Journalist and historian Caroline Alexander appeared on the Campbell Hall stage Monday evening to speak about her new book, The Bounty: The True Story of the Mutiny on the Bounty.

The legend of the small vessel called the Bounty was popularized in the 1962 movie, “Mutiny on the Bounty,” starring Marlon Brando. However, Alexander’s book put aside the myth of the mutiny to explain the true story.

“It’s a search for truth,” said Alexander. “A man’s reputation was savaged in his lifetime. It’s about moral urgency … fighting the forces of evil, if you will.”

The story of the Bounty took place two centuries ago, when Master’s Mate Fletcher Christian mutinied against Lt. William Bligh of the British Navy on their return trip from the Tahitian islands. Modern interpretations of the mutiny and the events that followed often describe Bligh as the villainous dictator and Christian as the dark, young freedom fighter, Alexander said.

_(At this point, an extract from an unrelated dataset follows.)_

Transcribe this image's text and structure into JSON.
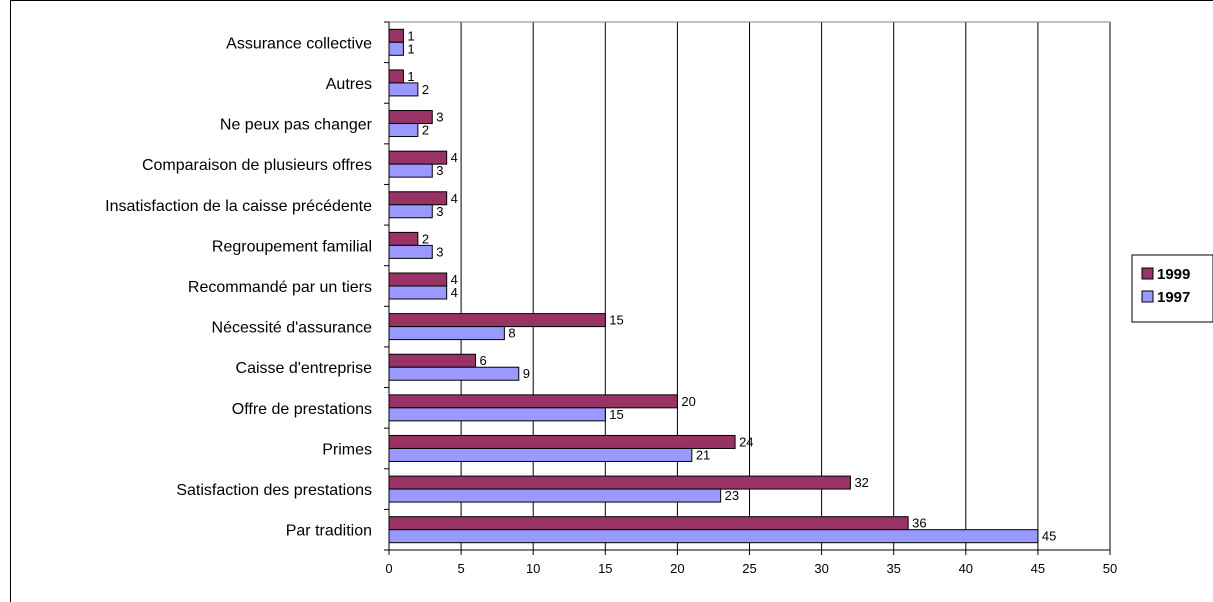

Yvon Douran, a descendent of Fletcher Christian who grew up on Norfolk Island where many of the mutineers were sent when, much like Australia, it was used as a penal colony, introduced Alexander. Douran gave the audience a taste of the dialect used by the sailors at the time of the mutiny. Though Christian is not the hero in Alexander’s book, they both claim there are no hard feelings.

After three years of research, Alexander presented in her book a more complex, less romantic picture of the events and its characters. She describes Bligh as a “portly, passionate, fussy” man who demonstrates “extraordinary leadership” when forced to navigate a 3,000-mile open boat journey with 18 loyal crew members set afloat with him in the middle of the Atlantic.

Christian’s behavior, according to Alexander, was more akin to an “impatient exhausted teenager who was sick and tired of the rules and hen-pecking of Bligh.”

Alexander also spoke about the court-martials of ten mutineers and the fates of Christian and his followers, as well as the elaborate spinning of the modern myth itself.

Alexander describes her research as a humbling experience.

“William Bligh is my hero. He lived by a sense of honor and duty and a code of conduct higher than himself,” she said. “It gave me a new respect for a rather stodgy set of moral codes. I suppose it made me a little less romantic.”

Santa Barbara residents Bob and Michele Fitch first learned of Alexander’s work while attending her lecture at the Museum of Natural History in Los Angeles. They said they were impressed by her research in writing the book The Endurance, which tells the story of the Shackleton Antarctic expedition.

“She’s such a great speaker,” Michele Fitch said. “We’re so impressed, not only with her knowledge of the mutiny itself, but the way she puts the relationships together.”